И иные из вас не знают царя иного, кроме распухших сгустков этих. И говорят им: «Не мы, но вы». И не знают сами, есть они или нет их. Себя ощупывают иногда и восклицают довольные: «Вот мы!» И тогда близких и друзей своих бьют и убивают. Но не едят даже, а так бросают, так что приходит чудище с Двенадцатью ногами и с глазами на ягодице, и оно пожирает их. И когда делается так, то опять не чувствуют себя люди, а говорят: «Не мы, но вы», и кланяются уже чудищам, и куски от себя отрывают и бросают им…
И знайте еще — по земле вашей, красной от пыли, рыщет бронзовая собака.
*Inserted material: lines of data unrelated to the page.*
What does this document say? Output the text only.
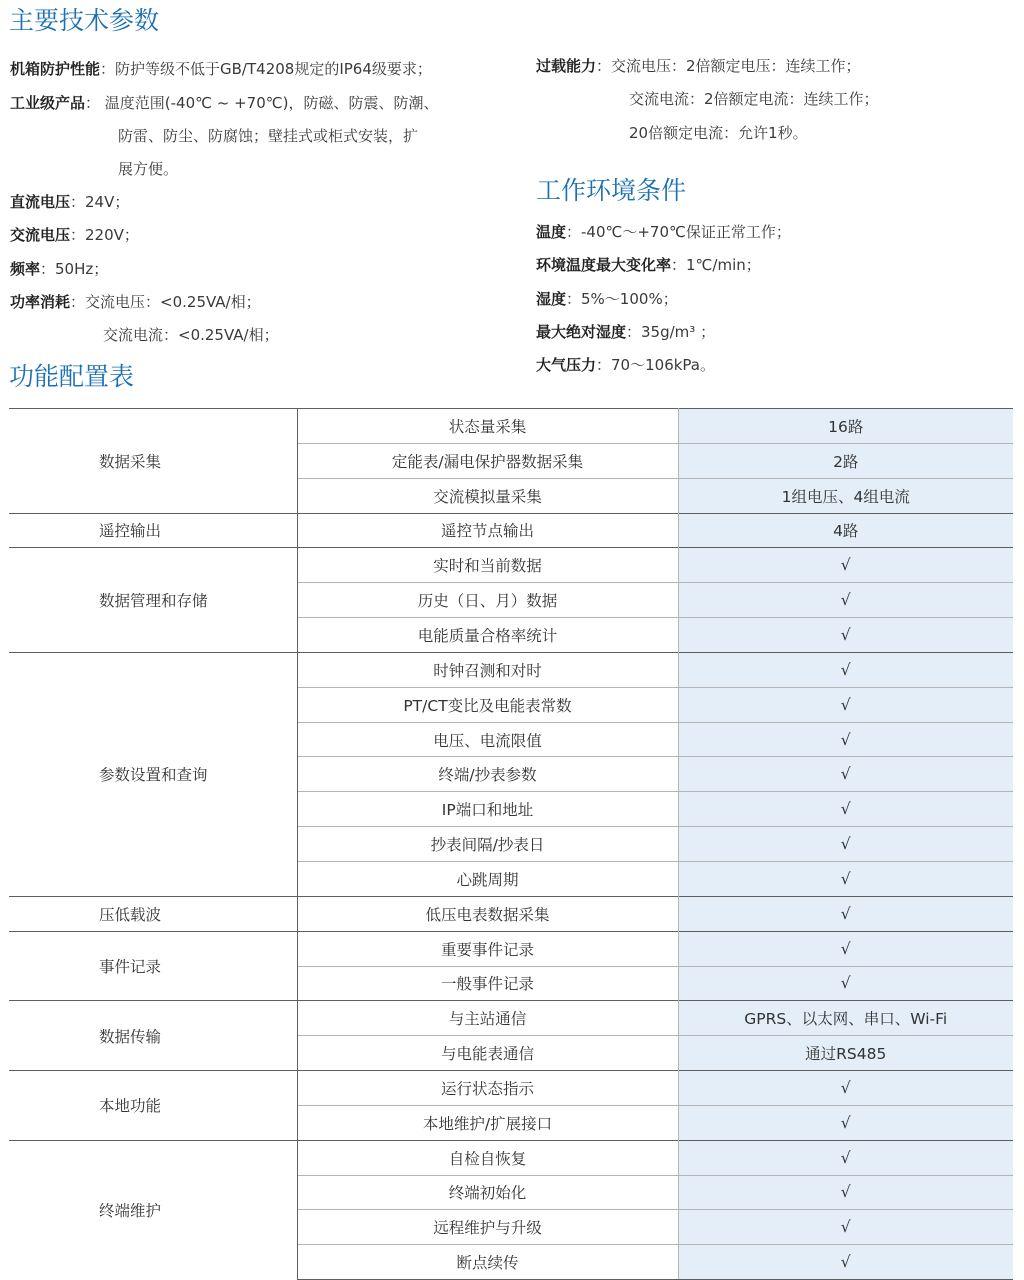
主要技术参数
工作环境条件
功能配置表
机箱防护性能：防护等级不低于GB/T4208规定的IP64级要求；
工业级产品： 温度范围(-40℃ ~ +70℃)，防磁、防震、防潮、
防雷、防尘、防腐蚀；壁挂式或柜式安装，扩
展方便。
直流电压：24V；
交流电压：220V；
频率：50Hz；
功率消耗：交流电压：<0.25VA/相；
交流电流：<0.25VA/相；
过载能力：交流电压：2倍额定电压：连续工作；
交流电流：2倍额定电流：连续工作；
20倍额定电流：允许1秒。
温度：-40℃～+70℃保证正常工作；
环境温度最大变化率：1℃/min；
湿度：5%～100%；
最大绝对湿度：35g/m³ ；
大气压力：70～106kPa。
数据采集	状态量采集	16路
	定能表/漏电保护器数据采集	2路
	交流模拟量采集	1组电压、4组电流
遥控输出	遥控节点输出	4路
数据管理和存储	实时和当前数据	√
	历史（日、月）数据	√
	电能质量合格率统计	√
参数设置和查询	时钟召测和对时	√
	PT/CT变比及电能表常数	√
	电压、电流限值	√
	终端/抄表参数	√
	IP端口和地址	√
	抄表间隔/抄表日	√
	心跳周期	√
压低载波	低压电表数据采集	√
事件记录	重要事件记录	√
	一般事件记录	√
数据传输	与主站通信	GPRS、以太网、串口、Wi-Fi
	与电能表通信	通过RS485
本地功能	运行状态指示	√
	本地维护/扩展接口	√
终端维护	自检自恢复	√
	终端初始化	√
	远程维护与升级	√
	断点续传	√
И глаза ее, как угли, и изо рта ее — огонь И когда находит вас бронзовая собака, сгоняет в кучи, чтоб видели вы друг друга и чувствовали запах друг друга. И когда учуете друг друга, тогда начинает у вас течь слюна, и кидаетесь друг на друга и упавших терзаете. Но бронзовая собака не ест улиток, но ждет, чтобы съесть быка. И когда кровавый ком ваш вырастает с пирамиду, тогда ест. И кто строит пирамиду, пусть знает, что готовит он пир для бронзовой собаки.
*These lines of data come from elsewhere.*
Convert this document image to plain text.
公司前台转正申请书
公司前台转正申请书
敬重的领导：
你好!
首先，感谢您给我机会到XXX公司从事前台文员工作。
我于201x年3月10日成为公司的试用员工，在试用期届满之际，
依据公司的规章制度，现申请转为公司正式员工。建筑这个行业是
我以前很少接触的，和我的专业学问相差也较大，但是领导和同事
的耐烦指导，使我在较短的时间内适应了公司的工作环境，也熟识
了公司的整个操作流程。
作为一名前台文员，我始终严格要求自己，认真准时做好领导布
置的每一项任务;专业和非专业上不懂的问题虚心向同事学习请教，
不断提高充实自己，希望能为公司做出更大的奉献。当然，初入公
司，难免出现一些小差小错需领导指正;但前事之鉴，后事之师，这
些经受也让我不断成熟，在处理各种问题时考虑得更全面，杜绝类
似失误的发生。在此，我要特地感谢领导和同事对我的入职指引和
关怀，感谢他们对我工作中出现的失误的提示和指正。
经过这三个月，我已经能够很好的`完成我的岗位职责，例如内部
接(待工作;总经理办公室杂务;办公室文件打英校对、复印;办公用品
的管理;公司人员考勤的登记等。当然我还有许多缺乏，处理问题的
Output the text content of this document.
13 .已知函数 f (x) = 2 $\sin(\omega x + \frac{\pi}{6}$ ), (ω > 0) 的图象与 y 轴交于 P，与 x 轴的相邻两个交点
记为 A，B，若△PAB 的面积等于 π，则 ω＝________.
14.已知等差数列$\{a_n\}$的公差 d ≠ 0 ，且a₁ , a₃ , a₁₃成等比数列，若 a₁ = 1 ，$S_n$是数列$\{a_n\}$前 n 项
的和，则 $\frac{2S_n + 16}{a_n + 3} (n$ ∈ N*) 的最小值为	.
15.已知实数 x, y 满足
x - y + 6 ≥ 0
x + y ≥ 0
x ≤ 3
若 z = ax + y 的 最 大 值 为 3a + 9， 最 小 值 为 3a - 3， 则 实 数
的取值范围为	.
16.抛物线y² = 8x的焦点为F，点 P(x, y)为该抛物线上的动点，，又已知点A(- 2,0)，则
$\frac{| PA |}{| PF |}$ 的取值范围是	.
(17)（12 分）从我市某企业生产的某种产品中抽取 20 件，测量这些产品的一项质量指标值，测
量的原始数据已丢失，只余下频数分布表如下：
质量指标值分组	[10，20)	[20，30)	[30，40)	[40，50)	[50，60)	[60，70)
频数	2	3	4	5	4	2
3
Но вижу мало в глазах ваших. Смотрите во все глаза, но не видите; слушаете во все уши, но не слышите. Как сказать вам, чтобы поняли вы? Близок конец вашей страны, скоро разрушатся Красные Пирамиды. Прочь уходите отсюда; горе тому, кто здесь останется…»
Глава V
Последняя сказка Аилы
Чудище замолчало и повернуло голову. Ли-Вань с удивлением увидел справа от ужасного младенца идущее из темной ниши светло-голубое свечение. Свечение усиливалось, росло и вдруг превратилось в фигуру — полупрозрачная, будто сотканная из кусочков весеннего голубого неба, она плыла в воздухе и дрожала. Когда фигура проплыла мимо младенца, тот издал злобное шипение. Фигура чуть дрогнула, словно подувший ветер качнул дымок весеннего костра.
— Мама!..
Ли-Вань подался вперед — руки встретили пустоту. Он растерянно заморгал глазами.
Вот светящееся облако снова собралось вместе — мама ласково улыбнулась ему из него, потом повернулась к чудищу и нахмурилась.
— Я та, что родила его, — сказала она, — по правилам мне разрешено рассказать ему последнюю сказку.
Ужасный ребенок вывернул голову к темным балкам на потолке и издал протяжный стон. Стон перешел в шипение:
— Я не знаю Лилы… Я не знаю никаких правил, кроме своих… Не проси… Пустое… Я уже рассказал ему, как есть…Мама топнула ногой.
— Он не понял, как есть. Ты рассказал как есть без красоты. Люди не понимают, когда рассказывают без красоты. Позволь мне рассказать ему как есть, чтобы он понял.
— Что мне ваша красота? — зашипел младенец. — Ваша крассота… Скучна. Пустое… Я не позволю тебе рассказать ему красиво… Уходи прочь.
— А если я расскажу ему как есть смешно? — звонко крикнула мама.
— А-а-а? — чудище нагнуло голову. — Ах-ах-ах! — раздался под темными сводами страшный, пустой смех. — Как есть можно рассказать смешно?!